Le développement des câbles sous-marins financés internationalement (Banque Mondiale, opérateurs privés, etc.) sont un moyen de désenclaver l’Afrique. Pour continuer sur l’exemple de l’Afrique Centrale, en sus du câble sous-marin SAT3/SAFE/WASC, des projets de construction de nouveaux câbles sous-marins, vont permettre de mieux connecter certains Etats côtiers d’Afrique centrale, Est comme Ouest, au réseau mondial de l’Internet. Ainsi, le projet ACE (« Africa Coast to Europe »), d’une longueur de 12.000 km, relie le Gabon à la France et dessert 17 Etats de la côte Ouest africaine en capacités internationales, dont le Cameroun et le Nigeria. Une extension jusqu’en Afrique du Sud est également étudiée. Son efficacité dépend toutefois des tarifs d’accès et de transit. La côte Est-africaine bénéficie de plusieurs câbles éléments clés de ce désenclavement :
– le câble sous-marin EASSY dessert la côte Est de l’Afrique et relie l’Afrique du Sud, avec des interconnections avec le câble SAFE, au Soudan, et le câble Sea-Me-We 3 permettant de desservir 13 Etats. Pour Nairobi et Johannesburg le principe est celui de liaison aux stations d’atterrissement par des liaisons optiques internes.
– Le TEAMS (« The East African Marime System ») kenyan a pour vocation à relier les Emirats Arabes Unis au Kenya. Par ailleurs, la bretelle WASC a pour objet de raccorder le Nigéria afin d’introduire une certaine contestabilité à l’accès aux capacités de SAT 3.

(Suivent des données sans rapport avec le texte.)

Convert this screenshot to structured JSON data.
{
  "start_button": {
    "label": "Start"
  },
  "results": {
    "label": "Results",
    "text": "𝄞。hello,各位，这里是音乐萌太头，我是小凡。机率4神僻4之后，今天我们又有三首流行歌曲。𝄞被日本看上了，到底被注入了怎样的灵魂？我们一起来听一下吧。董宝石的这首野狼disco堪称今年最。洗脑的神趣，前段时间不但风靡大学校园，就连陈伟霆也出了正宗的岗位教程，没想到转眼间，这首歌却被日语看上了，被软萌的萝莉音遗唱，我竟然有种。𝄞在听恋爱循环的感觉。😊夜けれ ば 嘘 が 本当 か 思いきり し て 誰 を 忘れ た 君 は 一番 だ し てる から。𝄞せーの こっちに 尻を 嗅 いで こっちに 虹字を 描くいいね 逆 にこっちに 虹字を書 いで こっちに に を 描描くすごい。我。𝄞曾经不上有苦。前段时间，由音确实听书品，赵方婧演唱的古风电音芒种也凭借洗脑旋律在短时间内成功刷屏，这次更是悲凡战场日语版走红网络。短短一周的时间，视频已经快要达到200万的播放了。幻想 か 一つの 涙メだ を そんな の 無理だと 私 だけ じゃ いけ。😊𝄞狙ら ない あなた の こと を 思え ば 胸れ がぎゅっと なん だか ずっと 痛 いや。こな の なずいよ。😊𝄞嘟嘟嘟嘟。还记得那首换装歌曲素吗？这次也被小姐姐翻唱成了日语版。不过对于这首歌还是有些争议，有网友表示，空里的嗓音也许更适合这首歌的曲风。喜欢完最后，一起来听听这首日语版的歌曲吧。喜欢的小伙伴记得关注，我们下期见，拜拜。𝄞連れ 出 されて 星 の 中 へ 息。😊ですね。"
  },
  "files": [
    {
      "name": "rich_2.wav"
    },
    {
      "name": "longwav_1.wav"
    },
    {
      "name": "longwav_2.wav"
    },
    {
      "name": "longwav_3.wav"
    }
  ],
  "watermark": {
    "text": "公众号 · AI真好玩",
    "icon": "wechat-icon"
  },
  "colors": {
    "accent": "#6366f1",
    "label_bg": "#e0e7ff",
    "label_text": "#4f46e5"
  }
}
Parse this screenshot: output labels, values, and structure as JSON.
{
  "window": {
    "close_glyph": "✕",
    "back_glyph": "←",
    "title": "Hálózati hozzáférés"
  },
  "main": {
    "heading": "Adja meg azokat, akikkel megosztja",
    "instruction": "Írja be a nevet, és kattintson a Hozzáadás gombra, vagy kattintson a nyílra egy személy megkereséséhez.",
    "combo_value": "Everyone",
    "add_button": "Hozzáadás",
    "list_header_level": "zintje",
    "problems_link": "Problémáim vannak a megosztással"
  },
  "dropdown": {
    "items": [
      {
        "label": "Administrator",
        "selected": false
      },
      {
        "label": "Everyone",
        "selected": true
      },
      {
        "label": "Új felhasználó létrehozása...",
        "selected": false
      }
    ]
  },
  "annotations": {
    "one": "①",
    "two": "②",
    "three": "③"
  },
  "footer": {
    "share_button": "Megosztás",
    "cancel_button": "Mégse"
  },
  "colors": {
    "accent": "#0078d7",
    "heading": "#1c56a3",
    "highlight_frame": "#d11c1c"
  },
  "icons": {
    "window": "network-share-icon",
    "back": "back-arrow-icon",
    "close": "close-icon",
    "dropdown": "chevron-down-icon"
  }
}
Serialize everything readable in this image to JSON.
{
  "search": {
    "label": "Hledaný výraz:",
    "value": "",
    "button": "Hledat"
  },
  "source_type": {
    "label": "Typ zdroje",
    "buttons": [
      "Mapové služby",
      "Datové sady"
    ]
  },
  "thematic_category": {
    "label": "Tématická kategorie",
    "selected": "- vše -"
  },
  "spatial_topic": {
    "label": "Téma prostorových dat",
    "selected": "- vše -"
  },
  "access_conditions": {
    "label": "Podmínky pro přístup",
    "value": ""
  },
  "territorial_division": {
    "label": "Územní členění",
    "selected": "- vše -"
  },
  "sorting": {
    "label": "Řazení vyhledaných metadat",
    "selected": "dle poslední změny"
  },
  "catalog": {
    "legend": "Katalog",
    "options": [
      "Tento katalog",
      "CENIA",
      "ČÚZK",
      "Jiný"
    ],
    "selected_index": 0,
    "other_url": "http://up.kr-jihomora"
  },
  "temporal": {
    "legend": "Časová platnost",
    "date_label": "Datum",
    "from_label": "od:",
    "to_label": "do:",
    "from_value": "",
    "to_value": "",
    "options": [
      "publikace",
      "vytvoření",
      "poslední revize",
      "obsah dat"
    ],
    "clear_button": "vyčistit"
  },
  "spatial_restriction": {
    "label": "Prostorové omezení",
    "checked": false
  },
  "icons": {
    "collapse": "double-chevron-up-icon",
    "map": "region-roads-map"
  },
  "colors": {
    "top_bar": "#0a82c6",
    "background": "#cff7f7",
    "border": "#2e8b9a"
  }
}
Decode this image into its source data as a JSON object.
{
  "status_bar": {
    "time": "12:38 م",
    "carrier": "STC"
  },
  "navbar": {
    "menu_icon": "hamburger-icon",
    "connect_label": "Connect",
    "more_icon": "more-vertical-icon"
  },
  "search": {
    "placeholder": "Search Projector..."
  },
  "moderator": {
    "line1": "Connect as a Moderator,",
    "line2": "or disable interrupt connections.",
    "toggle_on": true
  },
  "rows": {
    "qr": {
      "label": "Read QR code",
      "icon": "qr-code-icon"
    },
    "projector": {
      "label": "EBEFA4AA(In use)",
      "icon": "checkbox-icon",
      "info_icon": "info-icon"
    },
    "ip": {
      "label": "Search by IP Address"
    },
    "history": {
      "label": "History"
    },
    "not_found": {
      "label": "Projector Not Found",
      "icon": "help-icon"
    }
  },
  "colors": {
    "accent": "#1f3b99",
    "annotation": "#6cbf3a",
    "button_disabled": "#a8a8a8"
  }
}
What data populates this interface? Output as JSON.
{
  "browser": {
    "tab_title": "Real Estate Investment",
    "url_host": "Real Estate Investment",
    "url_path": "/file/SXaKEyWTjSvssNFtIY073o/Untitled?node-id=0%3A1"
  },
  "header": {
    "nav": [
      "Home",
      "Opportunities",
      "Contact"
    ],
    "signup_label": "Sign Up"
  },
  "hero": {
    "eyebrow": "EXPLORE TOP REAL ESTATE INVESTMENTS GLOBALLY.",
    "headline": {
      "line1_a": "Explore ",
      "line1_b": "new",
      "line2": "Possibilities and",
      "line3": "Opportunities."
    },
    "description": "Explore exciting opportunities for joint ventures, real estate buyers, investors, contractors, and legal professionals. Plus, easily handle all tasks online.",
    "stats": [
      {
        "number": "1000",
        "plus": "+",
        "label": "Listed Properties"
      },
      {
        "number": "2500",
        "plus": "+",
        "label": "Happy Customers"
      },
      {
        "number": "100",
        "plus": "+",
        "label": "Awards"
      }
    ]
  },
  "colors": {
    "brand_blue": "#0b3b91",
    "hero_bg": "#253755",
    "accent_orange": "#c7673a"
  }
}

Ces câbles, le développement de la fibre, constituent un enjeu pour l’Afrique afin de développer les réseaux internet. L’accès à l’internet filaire est important pour plusieurs raisons majeures soutenant le développement du continent

Les études économiques ont montré que le développement d’Internet fixe était un facteur soutenant la croissance. Un constat similaire est fait pour les mobiles qui impactent la vie des citoyens. Concernant l’accès à des réseaux haut débits et notamment fixes ce sont les entreprises et les administrations en Afrique qui sont impactées en premier (les individus utilisent l’accès mobile pour Internet). Les réseaux hauts débits contribuent à la croissance en Afrique car ils favorisent l’investissement des entreprises internationales. Quand un groupe international s’installe dans un pays la qualité des infrastructures en réseaux (fibre, adsl, etc.) est un facteur clé de décision. Les zones enclavées attirent peu. Le développement du secteur des télécoms influe à son tour sur le niveau de ces investissements. Le déploiement d’infrastructures télécom encourage les investisseurs étrangers qui, par effet de ricochet, incitent les investisseurs locaux. L’étude de Reynolds (Reynolds, R., Kenny C., Liu J., Zhen-Wei Qiang, C. “Networking for foreign direct investment: the telecommunications industry and its effect on investment”, Information Economics and Policy Vol 16, 2004, p.159-164), a démontré qu’il existait une corrélation entre les investissements directs étrangers (Foreign Direct Investment (FDI)) et la pénétration des TICs. Il a remarqué que la qualité de l’infrastructure télécom était étroitement lié au PIB et pouvait par conséquent impacter les investissements étrangers directs. L’étude de Williams (Williams, Mark, Lydon, Reamonn, Houpis, George, Frontier Economics, “Mobile networks and Foreign Direct Investment in developing countries”, Africa: The impact of mobile phones, The Vodafone Policy Paper Series, number 2, 2005, p.24-40), a permis de confirmer l’existence d’une relation significative
• entre la pénétration du réseau fixe (mobile exclus) et les FDI : une augmentation de 1% du taux de pénétration du fixe engendre 1 à 1,3% d’augmentation de la moyenne des FDI
• entre la pénétration du mobile (fixe exclus) et les FDI : une augmentation de 1% du taux de pénétration du mobile engendre 0,5 à 0,6% d’augmentation du rapport FDI/PIB
L’impact de la pénétration des réseaux fixes haut débits est plus fort sur les FDI parce que cet indicateur reflète probablement, la qualité d’infrastructure non-télécom du pays (en particulier dans le domaine du transport). Les réseaux fixes permettent le développement des activités B2B et donc par effet de ricochet, la création d’emplois. Le développement des câbles et des fibres est donc clé pour faire permettre à des régions entières de bénéficier des investissements internationaux.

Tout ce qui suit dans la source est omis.